On 4/11/2023 9:30 AM, zithro wrote:
On 11 Apr 2023 02:17, Marc Auslander wrote:
I'm on Buster.

In /boot I keep a copy of the current working linux named by appending -knowngood to the four files.  My idea is that if an update fails, I have a recent working linux.  This is different from vmlinuz.old which is the previous kernel version.  The updates in question are not to the kernel but to initrd.image of course.

In addition to what David wrote, why are you not using the backup
facility of initramfs instead of doing it manually ?
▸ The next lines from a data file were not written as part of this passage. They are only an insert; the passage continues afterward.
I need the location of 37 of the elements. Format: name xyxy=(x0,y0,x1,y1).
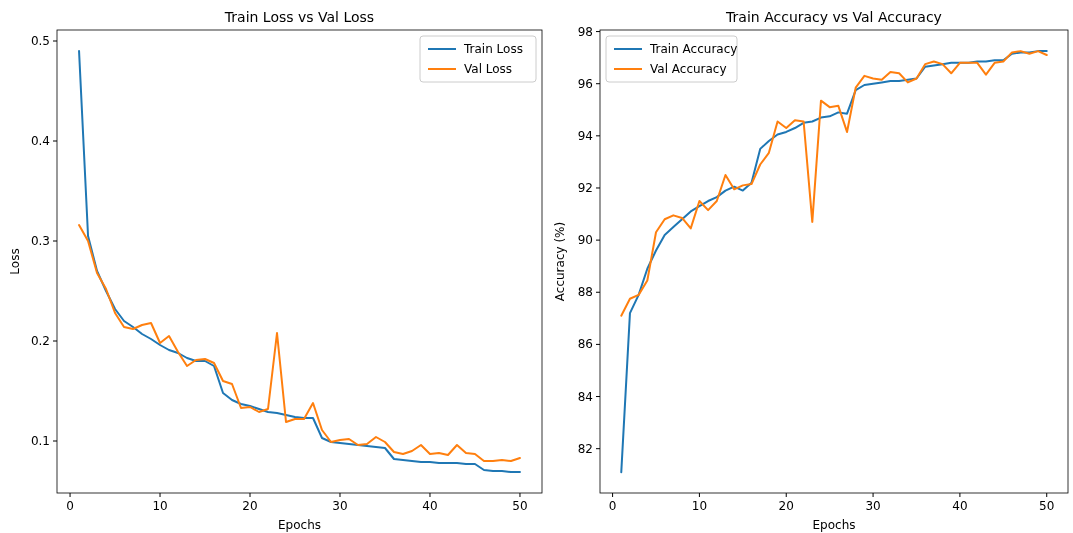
chart-title: Train Accuracy vs Val Accuracy xyxy=(725,9,942,25)
y-tick-label: 98 xyxy=(577,24,593,39)
x-tick-label: 30 xyxy=(332,499,348,513)
x-tick-label: 10 xyxy=(152,499,168,513)
x-tick-label: 20 xyxy=(242,499,258,513)
y-tick-label: 96 xyxy=(577,76,593,91)
y-axis-title: Loss xyxy=(8,248,22,275)
y-axis-title: Accuracy (%) xyxy=(553,221,567,302)
x-tick-label: 40 xyxy=(952,499,968,513)
y-tick-label: 86 xyxy=(577,337,593,352)
legend-label: Train Loss xyxy=(463,42,523,56)
y-tick-label: 0.1 xyxy=(30,434,50,448)
legend-label: Val Accuracy xyxy=(650,62,727,76)
y-tick-label: 84 xyxy=(577,389,593,404)
x-tick-label: 50 xyxy=(1039,499,1055,513)
x-axis-title: Epochs xyxy=(278,518,321,532)
x-tick-label: 40 xyxy=(422,499,438,513)
x-tick-label: 20 xyxy=(778,499,794,513)
y-tick-label: 82 xyxy=(577,441,593,456)
x-axis-title: Epochs xyxy=(812,518,856,532)
x-tick-label: 50 xyxy=(512,499,528,513)
x-tick-label: 30 xyxy=(865,499,881,513)
y-tick-label: 94 xyxy=(577,128,593,143)
y-tick-label: 0.5 xyxy=(30,34,50,48)
y-tick-label: 88 xyxy=(577,285,593,300)
x-tick-label: 10 xyxy=(691,499,708,513)
y-tick-label: 92 xyxy=(577,180,593,195)
chart-title: Train Loss vs Val Loss xyxy=(223,9,375,25)
y-tick-label: 0.4 xyxy=(30,134,50,148)
y-tick-label: 0.3 xyxy=(30,234,50,248)
x-tick-label: 0 xyxy=(66,499,74,513)
y-tick-label: 0.2 xyxy=(30,334,50,348)
x-tick-label: 0 xyxy=(608,499,617,513)
legend-label: Train Accuracy xyxy=(649,42,738,56)
line-series xyxy=(78,224,521,462)
y-tick-label: 90 xyxy=(577,233,593,248)
legend-label: Val Loss xyxy=(464,62,513,76)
$ cat /etc/initramfs-tools/update-initramfs.conf
[...]
#
# backup_initramfs [ yes | no ]
#
# Default is no
# If set to no leaves no .bak backup files.

backup_initramfs=yes
[...]


Suddenly, update-initramfs insists in trying to first update
initrd.....-knowngood  which of course fails because there are no underling file with that name.  This never happened in the past, AFAIK. Once it fails it gives up.

There seems no way to force update-initramfs to update the right kernel.

Ideas?


RTFM ? :)

The solution is in "man update-initramfs" :
update-initramfs -c -k $KERNEL_VERSION

-c creates a new initramfs
-k specifies the version of the kernel
This breaks when package update tries to update-initramfs. My copies have the kernel version in their names - with -knowngood appended.